7.3 7.3.1 Aux termes de l'art. 42 al. 1 CP, le juge suspend en règle générale l'exécution d'une peine pécuniaire ou d'une peine privative de liberté de deux ans au plus lorsqu'une peine ferme ne paraît pas nécessaire pour détourner l'auteur d'autres crimes ou délits.
Selon l'art. 43 al. 1 CP, le juge peut suspendre partiellement l'exécution d'une peine privative de liberté d'un an au moins et de trois ans au plus afin de tenir compte de façon appropriée de la faute de l'auteur.
Sur le plan subjectif, le juge doit poser, pour l'octroi du sursis, un pronostic quant au comportement de l'auteur. En l'absence de pronostic défavorable, il doit accorder le sursis. Celui-ci est ainsi la règle, dont le juge ne peut s'écarter qu'en présence d'un pronostic défavorable ou hautement incertain (ATF 134 IV 1 consid. 4.2.2). En d'autres termes, la loi présume l'existence d'un pronostic favorable et cette présomption doit être renversée pour exclure le sursis. La question de savoir si le sursis serait de nature à détourner le prévenu de commettre de nouvelles infractions doit être tranchée sur la base d'une appréciation d'ensemble, tenant compte des circonstances de l'infraction, des antécédents de l'auteur, de sa réputation et de sa situation personnelle au moment du jugement, notamment de l'état d'esprit qu'il manifeste. Le pronostic doit être posé sur la base de tous les éléments propres à éclairer l'ensemble du caractère du prévenu et ses chances d'amendement (ATF 134 IV 1 consid. 4.2.1 ; TF 6B_805/2020 du 15 juillet 2020 consid. 2.2 ; TF 6B_317/2020 du 1er juillet 2020 consid. 4.1). Le juge dispose d'un large pouvoir d'appréciation en la matière (ATF 145 IV 137 consid. 2.2 ; ATF 135 IV 180 consid. 2.1 ; ATF 134 IV 1 consid. 5.2 ; TF 6B_392/2016 du 10 novembre 2016).

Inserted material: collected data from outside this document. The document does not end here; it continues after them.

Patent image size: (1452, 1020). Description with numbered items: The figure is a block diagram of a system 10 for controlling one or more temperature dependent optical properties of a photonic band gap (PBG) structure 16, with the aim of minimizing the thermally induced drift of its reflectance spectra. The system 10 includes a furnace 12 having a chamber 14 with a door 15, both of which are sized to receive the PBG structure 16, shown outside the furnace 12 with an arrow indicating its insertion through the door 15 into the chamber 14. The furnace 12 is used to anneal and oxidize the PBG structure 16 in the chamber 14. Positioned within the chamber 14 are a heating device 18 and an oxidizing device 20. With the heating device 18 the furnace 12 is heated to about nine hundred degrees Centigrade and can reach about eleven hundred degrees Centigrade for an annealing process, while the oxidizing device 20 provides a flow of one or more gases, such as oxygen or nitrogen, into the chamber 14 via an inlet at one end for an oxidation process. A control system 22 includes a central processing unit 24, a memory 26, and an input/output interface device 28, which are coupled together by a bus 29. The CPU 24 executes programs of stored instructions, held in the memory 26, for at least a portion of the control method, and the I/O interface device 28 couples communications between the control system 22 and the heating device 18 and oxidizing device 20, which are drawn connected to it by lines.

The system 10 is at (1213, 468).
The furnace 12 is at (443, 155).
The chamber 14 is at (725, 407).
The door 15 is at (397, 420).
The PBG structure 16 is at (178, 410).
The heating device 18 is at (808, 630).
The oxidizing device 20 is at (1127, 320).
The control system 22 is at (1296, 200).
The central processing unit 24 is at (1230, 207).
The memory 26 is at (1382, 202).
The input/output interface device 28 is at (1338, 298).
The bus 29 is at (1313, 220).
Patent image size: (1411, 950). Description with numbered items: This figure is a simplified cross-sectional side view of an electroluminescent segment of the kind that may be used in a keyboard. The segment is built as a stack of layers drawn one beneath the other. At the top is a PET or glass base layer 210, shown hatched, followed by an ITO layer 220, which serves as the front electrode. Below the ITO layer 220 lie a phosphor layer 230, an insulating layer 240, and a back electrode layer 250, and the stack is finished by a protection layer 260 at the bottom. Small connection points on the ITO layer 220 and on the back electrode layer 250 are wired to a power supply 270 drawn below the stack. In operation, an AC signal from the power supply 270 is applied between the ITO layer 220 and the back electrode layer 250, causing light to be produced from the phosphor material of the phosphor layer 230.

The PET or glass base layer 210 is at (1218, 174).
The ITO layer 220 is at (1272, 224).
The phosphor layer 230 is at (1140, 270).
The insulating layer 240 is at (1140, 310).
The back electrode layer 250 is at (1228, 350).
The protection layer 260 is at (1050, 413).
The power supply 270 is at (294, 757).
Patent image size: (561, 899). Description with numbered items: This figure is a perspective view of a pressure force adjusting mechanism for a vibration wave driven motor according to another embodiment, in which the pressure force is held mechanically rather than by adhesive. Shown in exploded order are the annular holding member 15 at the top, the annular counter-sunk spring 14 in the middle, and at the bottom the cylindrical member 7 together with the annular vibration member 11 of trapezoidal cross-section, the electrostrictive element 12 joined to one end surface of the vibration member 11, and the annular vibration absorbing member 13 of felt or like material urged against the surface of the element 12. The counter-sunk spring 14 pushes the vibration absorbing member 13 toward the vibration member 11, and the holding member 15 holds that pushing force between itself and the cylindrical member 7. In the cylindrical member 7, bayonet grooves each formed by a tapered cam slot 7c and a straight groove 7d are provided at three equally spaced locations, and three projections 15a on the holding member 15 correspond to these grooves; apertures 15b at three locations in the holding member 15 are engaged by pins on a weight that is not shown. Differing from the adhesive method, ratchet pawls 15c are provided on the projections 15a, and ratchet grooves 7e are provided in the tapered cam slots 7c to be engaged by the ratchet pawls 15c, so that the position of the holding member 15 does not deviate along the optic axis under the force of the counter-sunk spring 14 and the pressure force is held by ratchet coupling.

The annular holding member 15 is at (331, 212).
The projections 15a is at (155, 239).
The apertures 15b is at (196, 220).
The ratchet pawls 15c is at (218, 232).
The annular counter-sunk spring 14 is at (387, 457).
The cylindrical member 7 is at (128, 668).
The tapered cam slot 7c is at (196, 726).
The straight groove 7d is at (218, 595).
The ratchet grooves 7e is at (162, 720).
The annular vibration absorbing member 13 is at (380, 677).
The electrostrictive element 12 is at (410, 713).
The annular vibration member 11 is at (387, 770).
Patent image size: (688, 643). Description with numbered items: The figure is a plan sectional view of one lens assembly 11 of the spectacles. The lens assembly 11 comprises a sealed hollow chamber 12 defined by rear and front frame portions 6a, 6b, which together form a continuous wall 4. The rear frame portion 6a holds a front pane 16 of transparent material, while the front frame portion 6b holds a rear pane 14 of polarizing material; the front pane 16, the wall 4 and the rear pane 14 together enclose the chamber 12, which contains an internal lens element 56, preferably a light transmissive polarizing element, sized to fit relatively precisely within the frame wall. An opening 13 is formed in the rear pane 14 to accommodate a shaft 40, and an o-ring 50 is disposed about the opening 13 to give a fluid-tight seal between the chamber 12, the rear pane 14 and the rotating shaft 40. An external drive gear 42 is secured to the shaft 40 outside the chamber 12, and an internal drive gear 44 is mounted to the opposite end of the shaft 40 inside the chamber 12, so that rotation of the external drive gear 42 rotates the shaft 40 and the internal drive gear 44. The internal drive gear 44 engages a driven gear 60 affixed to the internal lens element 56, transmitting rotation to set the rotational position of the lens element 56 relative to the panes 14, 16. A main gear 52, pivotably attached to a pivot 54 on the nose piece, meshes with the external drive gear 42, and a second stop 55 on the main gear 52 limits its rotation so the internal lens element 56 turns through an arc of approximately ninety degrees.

De jurisprudence constante, les conditions subjectives auxquelles l'art. 42 CP soumet l'octroi du sursis intégral s'appliquent également à l'octroi du sursis partiel prévu à l'art. 43 CP (ATF 139 IV 270 consid. 3.3 ; ATF 134 IV 1 consid. 5.3.1).
7.3.2 Pour les premiers juges, le pronostic pour un sursis était résolument défavorable au regard des antécédents, de la gravité des faits et surtout du risque de récidive, et cette appréciation doit être confirmée. D’une part, l’appelant, qui a déjà bénéficié de cette mesure de clémence par le passé et a ensuite été condamné à une peine ferme en 2019, a, dans le cas d’espèce, persisté dans son comportement délictueux et ce, alors même qu’il savait qu’une enquête était ouverte contre lui. D’autre part, selon le rapport d’expertise – dont il n’y a pas lieu de s’écarter –, le risque que présente l’appelant de commettre des infractions similaires, mais aussi plus graves, comme des atteintes à l’intégrité ou à la vie d’autrui, est élevé. L’évolution favorable du prénommé, bien qu’encourageante, est toutefois encore trop récente pour considérer que le risque de récidive n’existerait plus, l’expert ayant expressément indiqué qu’il fallait s’assurer que la stabilisation psychique soit vraiment durable et que la rémission n’était pas une question de quelques mois mais plutôt d’un, de deux, voire de trois ans, et que plus cette durée était longue, meilleur serait le pronostic (jugt, p. 20).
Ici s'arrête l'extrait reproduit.